En su libro ¿Qué es una buena película? el crítico francés Laurent Jullier establece seis criterios para tratar de abarcar el tema del juicio del gusto si de cine hablamos: Éxito del film, técnica, edificación, emoción, originalidad y coherencia. La última cinta del gran Martin Scorsese, cumple muy bien algunos de estos criterios; ha provocado un entusiasmo importante por parte de la crítica marcando un éxito asegurado, no puede negarse que su técnica visual es impecable, tampoco que causa en la mayoría una emoción significativa y que gracias a esa emoción muchos se sentirán edificados con la historia. Sin embargo aquellos que tuviesen en cuenta objetivamente todos los criterios juntos, posiblemente no se vieran cautivados casi tan fanáticamente por un film que presenta algunos fallos importantes.
He llegado a leer ciertas críticas en la que se compara esta incursión de Scorsese por el cine de “aventuras” como una forma de haberse spielbergizado (término tomado tal cual rezan algunos artículos) por sus grandes cuotas de sentimentalismo . Sin embargo creo que lo que justamente le faltó a esta adaptación de la novela de Brian Selznick es la verdadera emotividad y magia que desplegaría muy bien, un tanto manipuladoramente para qué negarlo pero efectiva, Spielberg. Scorsese es un magnífico narrador, un puntilloso cineasta que esta vuelta no ha logrado, al menos a esta humilde servidora, ofrecer un mundo tan fantástico y seductor como el que propone con su homenaje al cine.
En una historia con un protagonista casi dickensiano, el relato se escinde en dos partes bien diferenciadas que no pueden pasarse por alto conformando, más que dos capítulos de una misma historia, un quiebre narrativo singular. Lo que comienza siendo la historia de un niño por aferrarse a la memoria de su padre fallecido termina por mudarse a la historia de uno de los primeros realizadores de cine como fue Georges Méliès. Así es como un elemento narrativo en un principio importante que marcaría un aparente punto de inflexión, como es el autómata, finalmente se reduce a un simple MacGuffin que pierde por el camino cualquier atisbo de magia.
Es cierto que muchos adoradores del séptimo arte no podrían menos que sentirse emocionados con esos flashbacks en que presenciamos prácticamente el nacimiento del cine, pero la realidad es que otros tantos sentimos que si hay algo que le falta al film es alma, una coherencia clara a la hora de contar que llegue a causarnos la identificación necesaria para desprender la misma cantidad de lágrimas que sus protagonistas.
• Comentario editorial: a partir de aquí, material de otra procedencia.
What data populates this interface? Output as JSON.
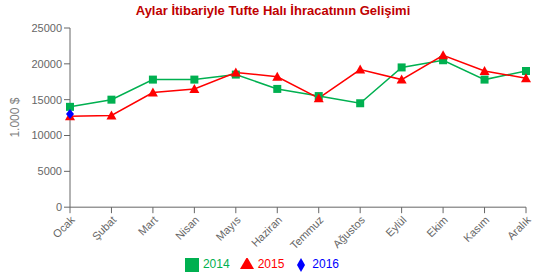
{
  "chart_data": {
    "type": "line",
    "title": "Aylar İtibariyle Tufte Halı İhracatının Gelişimi",
    "y_label": "1.000 $",
    "categories": [
      "Ocak",
      "Şubat",
      "Mart",
      "Nisan",
      "Mayıs",
      "Haziran",
      "Temmuz",
      "Ağustos",
      "Eylül",
      "Ekim",
      "Kasım",
      "Aralık"
    ],
    "series": [
      {
        "name": "2014",
        "color": "#00B050",
        "marker": "square",
        "values": [
          14000,
          15000,
          17800,
          17800,
          18500,
          16500,
          15500,
          14500,
          19500,
          20500,
          17800,
          19000
        ]
      },
      {
        "name": "2015",
        "color": "#FF0000",
        "marker": "triangle",
        "values": [
          12700,
          12800,
          16000,
          16500,
          18800,
          18200,
          15200,
          19200,
          17800,
          21200,
          19000,
          18000
        ]
      },
      {
        "name": "2016",
        "color": "#0000FF",
        "marker": "diamond",
        "values": [
          13000,
          null,
          null,
          null,
          null,
          null,
          null,
          null,
          null,
          null,
          null,
          null
        ]
      }
    ],
    "ylim": [
      0,
      25000
    ],
    "yticks": [
      0,
      5000,
      10000,
      15000,
      20000,
      25000
    ],
    "grid": false,
    "legend": "bottom"
  }
}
La invención de Hugo Cabret como se la conoce en español y como iba a llamarse en un principio es un homenaje a medias aun cuando decidamos hacer la vista gorda a la cantidad de imprecisiones biográficas que ofrece. Es un intento de preservar en la memoria la magia del cine pero sin verdadera magia.
Incluso la cantidad de personajes livianos con las que se sirve el director para ilustrar tanto época como contexto de la historia abren engañosos relatos tangenciales que no aportan más que eso: pura atmósfera que dilatan el paso de una primera parte a la segunda. El guardia de la estación,por ejemplo, un caricaturesco villano bastante insulso en la piel de Sacha Baron Cohen, otorga muy fríamente el marco de riesgo con el que debe vivir Hugo su día a día; un poco como esa primera impresión de tipo huraño con que se nos presenta Mèliés que finalmente queda en poco más que un recurso para dibujar un enigma a través de una libreta perdida que a poco conduce a la resolución final.
Debo admitir que me encanta el cine de aventuras, los relatos nacidos de novelas infantiles, que Scorsese es uno de mis favoritos por lejos; sin embargo Hugo se me hizo por momentos un relato demasiado dilatado, bastante irregular en sus contenidos y con una serie de personajes con los que no llegué a identificar del todo. Aburrida por momentos, incluso, no podía dejar de pensar en que si de grandes homenajes al cine hablamos, Hugo quedaría en una escala muy por debajo de otros films, incluídos The Artist, uno de sus grandes competidores en esta próxima entrega de premios, más sencilla en lo que cuenta, quizá, pero a la vez mucho más honesta y directa.
Scorsese juega a ser niño otra vez, viaja en el tiempo para tratar de hacernos sentir la maravilla que ese ahora curador del museo sintió cuando de niño conoció a Mèliés en su esplendor, relaciona no en vano literatura y cine en varias de las escenas, todo el tiempo, pero no llega a plasmar por completo la verdadera magia y energía que muchos de los originales.
Incluso la técnica del 3D, aquí utilizada soberbiamente al servicio de la narración y no al simple artilugio del truquillo fácil, no deja de ser después de todo una ilusión más que despliega visualmente lo que no logra el guión. Un film hecho más con el intelecto que con el verdadero corazón de un cinéfilo queriendo hacer honor a su objeto de deseo.